Indeed, from the Kitchen Debate between President Richard Nixon and Soviet Premier Nikita Khrushchev, to President George W. Bush imploring Americans to continue to consume in the wake of the September 11 attacks, the vision of the American Dream laid out by James Truslow Adams in the midst of the Great Depression seems to have slipped further and further from our grasp.

As I noted in a piece for the Harvard Law Record in 2008:

The conspicuous consumption of the post-war consumer age has replaced a fulfilling vision of the American Dream with a vacuous conception of liberty and success. No longer is the rallying cry to make it in the New World in a new way-your way-but rather to make it in the New World via the tired, trodden path of swiping credit cards and compiling symbols of status.

That conception of the Dream deadens the soul of a Nation. It stands in contrast to our most venerated modern conception of the Dream—that issued by Rev. Martin Luther King Jr. on the steps of the Lincoln Memorial over 50 years ago. The Dream listed the following factors: that all men are created equal, that people of different backgrounds will sit together at the “table of brotherhood,” that freedom and justice will reign across our land, and that our children will not be “judged by the color of their skin but by the content of their character.”

That gets me to Millennials—that generation simultaneously chided as lazy and lauded as idealistic. If indeed we are not to match the standard of living of our parents, what are we to do? Here’s an idea: destroy, once and for all, the perversion of the American Dream that arose with the consumerism of the 20th century and restore the Dream to its historic roots.
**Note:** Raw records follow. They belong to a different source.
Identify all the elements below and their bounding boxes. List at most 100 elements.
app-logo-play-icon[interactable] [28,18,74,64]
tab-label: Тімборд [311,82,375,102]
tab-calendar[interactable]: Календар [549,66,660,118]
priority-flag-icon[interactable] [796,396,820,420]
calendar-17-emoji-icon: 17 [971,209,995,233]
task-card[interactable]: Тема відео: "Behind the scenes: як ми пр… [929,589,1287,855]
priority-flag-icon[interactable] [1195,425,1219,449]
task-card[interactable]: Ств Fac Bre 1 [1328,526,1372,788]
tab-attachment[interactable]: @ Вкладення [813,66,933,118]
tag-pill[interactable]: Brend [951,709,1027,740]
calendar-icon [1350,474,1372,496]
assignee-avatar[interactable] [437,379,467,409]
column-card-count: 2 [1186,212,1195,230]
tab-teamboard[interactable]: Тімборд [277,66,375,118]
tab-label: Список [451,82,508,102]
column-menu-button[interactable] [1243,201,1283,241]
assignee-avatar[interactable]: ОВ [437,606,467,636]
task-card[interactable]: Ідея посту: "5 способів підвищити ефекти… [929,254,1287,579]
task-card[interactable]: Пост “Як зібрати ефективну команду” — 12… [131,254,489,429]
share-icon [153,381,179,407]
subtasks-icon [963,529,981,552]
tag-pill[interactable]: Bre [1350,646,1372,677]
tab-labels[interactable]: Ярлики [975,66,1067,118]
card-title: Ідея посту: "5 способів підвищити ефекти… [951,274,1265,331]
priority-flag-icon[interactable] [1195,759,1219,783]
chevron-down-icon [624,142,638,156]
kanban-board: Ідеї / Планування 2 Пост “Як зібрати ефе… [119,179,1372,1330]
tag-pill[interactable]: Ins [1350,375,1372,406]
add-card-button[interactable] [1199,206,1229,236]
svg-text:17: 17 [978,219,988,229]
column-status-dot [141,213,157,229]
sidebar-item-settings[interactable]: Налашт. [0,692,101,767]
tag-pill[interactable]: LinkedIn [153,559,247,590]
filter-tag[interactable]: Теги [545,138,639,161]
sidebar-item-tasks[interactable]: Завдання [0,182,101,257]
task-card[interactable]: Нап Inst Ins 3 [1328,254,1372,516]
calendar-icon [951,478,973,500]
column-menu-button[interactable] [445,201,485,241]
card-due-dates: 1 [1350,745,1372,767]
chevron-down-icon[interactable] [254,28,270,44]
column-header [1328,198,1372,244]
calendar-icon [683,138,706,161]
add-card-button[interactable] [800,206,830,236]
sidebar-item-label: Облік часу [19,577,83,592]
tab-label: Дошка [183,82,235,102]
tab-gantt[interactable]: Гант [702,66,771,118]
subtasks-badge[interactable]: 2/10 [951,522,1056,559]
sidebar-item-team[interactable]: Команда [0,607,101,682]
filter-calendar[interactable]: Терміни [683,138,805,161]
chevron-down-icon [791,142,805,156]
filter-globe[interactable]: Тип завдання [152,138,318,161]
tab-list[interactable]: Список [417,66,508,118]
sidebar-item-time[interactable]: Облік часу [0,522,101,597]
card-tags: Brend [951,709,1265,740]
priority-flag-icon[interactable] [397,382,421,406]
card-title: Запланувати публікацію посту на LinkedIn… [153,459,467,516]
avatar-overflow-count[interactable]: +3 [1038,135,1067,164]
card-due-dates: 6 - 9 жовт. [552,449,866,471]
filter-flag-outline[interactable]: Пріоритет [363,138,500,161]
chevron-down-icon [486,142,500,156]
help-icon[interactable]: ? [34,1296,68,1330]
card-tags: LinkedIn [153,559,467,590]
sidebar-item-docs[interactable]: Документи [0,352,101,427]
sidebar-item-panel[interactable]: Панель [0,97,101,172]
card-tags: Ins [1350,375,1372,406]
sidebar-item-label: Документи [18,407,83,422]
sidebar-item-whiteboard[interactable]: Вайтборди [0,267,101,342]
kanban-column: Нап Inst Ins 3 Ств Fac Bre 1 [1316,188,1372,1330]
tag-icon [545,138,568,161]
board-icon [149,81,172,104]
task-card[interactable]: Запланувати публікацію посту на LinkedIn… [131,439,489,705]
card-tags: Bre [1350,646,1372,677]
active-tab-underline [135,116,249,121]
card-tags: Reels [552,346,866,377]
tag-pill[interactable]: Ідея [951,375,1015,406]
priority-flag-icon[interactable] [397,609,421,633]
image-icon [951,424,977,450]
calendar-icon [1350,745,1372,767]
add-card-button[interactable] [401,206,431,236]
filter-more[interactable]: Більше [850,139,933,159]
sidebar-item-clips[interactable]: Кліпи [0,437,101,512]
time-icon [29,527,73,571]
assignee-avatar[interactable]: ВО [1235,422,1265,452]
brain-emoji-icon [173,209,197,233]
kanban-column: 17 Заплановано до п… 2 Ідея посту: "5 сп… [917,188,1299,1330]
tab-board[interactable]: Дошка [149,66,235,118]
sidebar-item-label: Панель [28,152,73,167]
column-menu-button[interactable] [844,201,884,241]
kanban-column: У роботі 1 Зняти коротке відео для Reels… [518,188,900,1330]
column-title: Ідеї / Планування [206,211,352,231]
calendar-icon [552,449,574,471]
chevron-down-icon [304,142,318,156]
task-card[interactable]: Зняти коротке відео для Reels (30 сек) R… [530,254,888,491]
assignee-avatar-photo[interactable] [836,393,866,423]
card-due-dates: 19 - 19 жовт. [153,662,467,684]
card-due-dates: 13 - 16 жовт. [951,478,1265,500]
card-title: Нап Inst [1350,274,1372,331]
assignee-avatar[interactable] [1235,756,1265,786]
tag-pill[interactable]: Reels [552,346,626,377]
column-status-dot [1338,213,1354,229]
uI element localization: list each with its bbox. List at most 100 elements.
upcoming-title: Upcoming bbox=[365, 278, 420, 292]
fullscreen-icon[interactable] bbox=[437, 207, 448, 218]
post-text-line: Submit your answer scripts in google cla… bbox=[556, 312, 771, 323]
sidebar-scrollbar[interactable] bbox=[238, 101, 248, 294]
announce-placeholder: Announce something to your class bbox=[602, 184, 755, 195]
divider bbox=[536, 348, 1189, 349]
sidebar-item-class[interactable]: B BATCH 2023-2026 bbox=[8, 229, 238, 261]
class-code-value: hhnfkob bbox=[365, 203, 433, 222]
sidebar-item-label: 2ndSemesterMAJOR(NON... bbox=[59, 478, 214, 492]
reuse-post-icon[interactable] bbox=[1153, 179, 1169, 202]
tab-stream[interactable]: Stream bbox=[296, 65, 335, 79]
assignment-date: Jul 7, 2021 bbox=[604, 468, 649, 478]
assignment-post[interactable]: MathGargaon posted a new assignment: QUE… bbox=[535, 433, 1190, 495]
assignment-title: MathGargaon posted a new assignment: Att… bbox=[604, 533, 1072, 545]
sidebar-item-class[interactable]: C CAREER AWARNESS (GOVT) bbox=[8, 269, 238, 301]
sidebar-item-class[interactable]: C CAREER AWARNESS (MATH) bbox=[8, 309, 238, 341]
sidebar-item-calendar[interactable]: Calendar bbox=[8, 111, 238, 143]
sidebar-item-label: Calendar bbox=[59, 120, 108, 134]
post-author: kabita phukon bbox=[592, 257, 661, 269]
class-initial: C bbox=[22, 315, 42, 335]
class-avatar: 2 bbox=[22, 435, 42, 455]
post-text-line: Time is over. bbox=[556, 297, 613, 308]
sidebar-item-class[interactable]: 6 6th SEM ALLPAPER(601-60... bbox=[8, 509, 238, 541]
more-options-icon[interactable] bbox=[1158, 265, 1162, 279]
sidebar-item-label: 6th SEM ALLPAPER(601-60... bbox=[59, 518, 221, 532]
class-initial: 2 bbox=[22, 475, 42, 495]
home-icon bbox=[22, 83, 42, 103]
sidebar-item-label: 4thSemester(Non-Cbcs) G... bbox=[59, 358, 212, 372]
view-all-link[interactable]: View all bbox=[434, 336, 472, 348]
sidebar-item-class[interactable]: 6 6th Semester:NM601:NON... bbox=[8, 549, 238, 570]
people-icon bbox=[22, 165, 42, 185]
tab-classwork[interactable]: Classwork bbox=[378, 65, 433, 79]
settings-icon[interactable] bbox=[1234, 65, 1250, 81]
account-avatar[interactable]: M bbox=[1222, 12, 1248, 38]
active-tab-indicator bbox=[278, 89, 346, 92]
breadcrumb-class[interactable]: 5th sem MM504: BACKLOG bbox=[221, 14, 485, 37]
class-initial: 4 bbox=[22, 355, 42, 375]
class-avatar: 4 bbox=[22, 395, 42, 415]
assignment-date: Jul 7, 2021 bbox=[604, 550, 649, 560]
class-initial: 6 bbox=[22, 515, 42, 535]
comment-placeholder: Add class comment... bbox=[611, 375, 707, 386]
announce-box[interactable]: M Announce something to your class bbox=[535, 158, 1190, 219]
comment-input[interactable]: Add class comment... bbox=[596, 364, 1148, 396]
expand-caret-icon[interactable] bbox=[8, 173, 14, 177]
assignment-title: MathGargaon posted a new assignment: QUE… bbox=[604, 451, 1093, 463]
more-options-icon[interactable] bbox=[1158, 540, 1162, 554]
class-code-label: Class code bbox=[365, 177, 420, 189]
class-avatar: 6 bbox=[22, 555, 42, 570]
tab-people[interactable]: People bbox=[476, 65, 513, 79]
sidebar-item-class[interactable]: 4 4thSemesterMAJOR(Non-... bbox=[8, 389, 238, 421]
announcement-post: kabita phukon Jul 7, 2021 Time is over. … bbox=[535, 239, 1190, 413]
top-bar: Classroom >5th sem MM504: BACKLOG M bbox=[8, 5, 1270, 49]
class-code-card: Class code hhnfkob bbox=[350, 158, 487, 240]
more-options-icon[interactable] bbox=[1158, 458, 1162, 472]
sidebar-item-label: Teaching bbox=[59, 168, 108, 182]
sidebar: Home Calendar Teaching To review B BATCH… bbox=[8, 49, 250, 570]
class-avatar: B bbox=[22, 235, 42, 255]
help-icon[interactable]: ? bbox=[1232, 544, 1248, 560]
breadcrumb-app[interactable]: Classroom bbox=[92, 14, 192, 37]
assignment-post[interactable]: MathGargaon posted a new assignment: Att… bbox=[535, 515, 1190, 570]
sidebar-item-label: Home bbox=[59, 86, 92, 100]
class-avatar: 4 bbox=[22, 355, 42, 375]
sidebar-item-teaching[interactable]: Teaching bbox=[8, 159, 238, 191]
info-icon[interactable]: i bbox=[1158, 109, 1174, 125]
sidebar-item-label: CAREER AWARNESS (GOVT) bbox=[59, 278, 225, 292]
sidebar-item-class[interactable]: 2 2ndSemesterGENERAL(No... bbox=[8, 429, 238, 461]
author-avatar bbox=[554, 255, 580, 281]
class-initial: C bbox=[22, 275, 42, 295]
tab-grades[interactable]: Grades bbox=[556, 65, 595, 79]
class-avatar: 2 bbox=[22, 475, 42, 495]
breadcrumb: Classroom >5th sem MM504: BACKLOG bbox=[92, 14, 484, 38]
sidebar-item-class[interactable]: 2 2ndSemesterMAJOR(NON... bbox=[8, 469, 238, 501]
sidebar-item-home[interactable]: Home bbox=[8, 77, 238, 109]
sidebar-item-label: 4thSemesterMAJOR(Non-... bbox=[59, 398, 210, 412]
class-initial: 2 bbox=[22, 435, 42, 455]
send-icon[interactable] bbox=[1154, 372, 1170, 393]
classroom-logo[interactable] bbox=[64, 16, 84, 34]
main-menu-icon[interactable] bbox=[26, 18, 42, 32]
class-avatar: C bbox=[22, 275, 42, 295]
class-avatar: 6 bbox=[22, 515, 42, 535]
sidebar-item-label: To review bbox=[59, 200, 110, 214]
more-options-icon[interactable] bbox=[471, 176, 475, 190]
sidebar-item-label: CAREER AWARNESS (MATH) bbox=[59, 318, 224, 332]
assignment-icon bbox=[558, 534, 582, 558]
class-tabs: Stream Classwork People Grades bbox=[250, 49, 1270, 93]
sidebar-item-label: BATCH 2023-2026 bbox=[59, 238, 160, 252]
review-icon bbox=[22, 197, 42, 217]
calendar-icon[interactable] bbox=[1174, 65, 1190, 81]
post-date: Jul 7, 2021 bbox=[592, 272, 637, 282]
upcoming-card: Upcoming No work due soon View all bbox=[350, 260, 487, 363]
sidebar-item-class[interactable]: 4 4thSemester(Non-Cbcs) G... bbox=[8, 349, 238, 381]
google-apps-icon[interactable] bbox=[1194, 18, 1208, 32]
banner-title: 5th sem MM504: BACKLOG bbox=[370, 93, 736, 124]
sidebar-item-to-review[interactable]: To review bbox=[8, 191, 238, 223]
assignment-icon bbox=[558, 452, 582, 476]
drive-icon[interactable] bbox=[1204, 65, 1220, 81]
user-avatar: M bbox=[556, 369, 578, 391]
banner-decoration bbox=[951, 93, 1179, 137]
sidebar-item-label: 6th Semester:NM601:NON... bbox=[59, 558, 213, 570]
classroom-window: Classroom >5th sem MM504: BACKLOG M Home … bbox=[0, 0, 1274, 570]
That doesn’t mean shirking from the challenge of poverty and injustice. To the contrary, it means addressing the scourge of poverty in America—even as it entails sacrifices by the middle and upper classes—so that all people have the opportunity to pursue happiness in accordance with the lives they have imagined for themselves.


We may not be the richest generation; but if we end up the happiest, the freest, the most tolerant, we will have accomplished something far greater for our world and ourselves.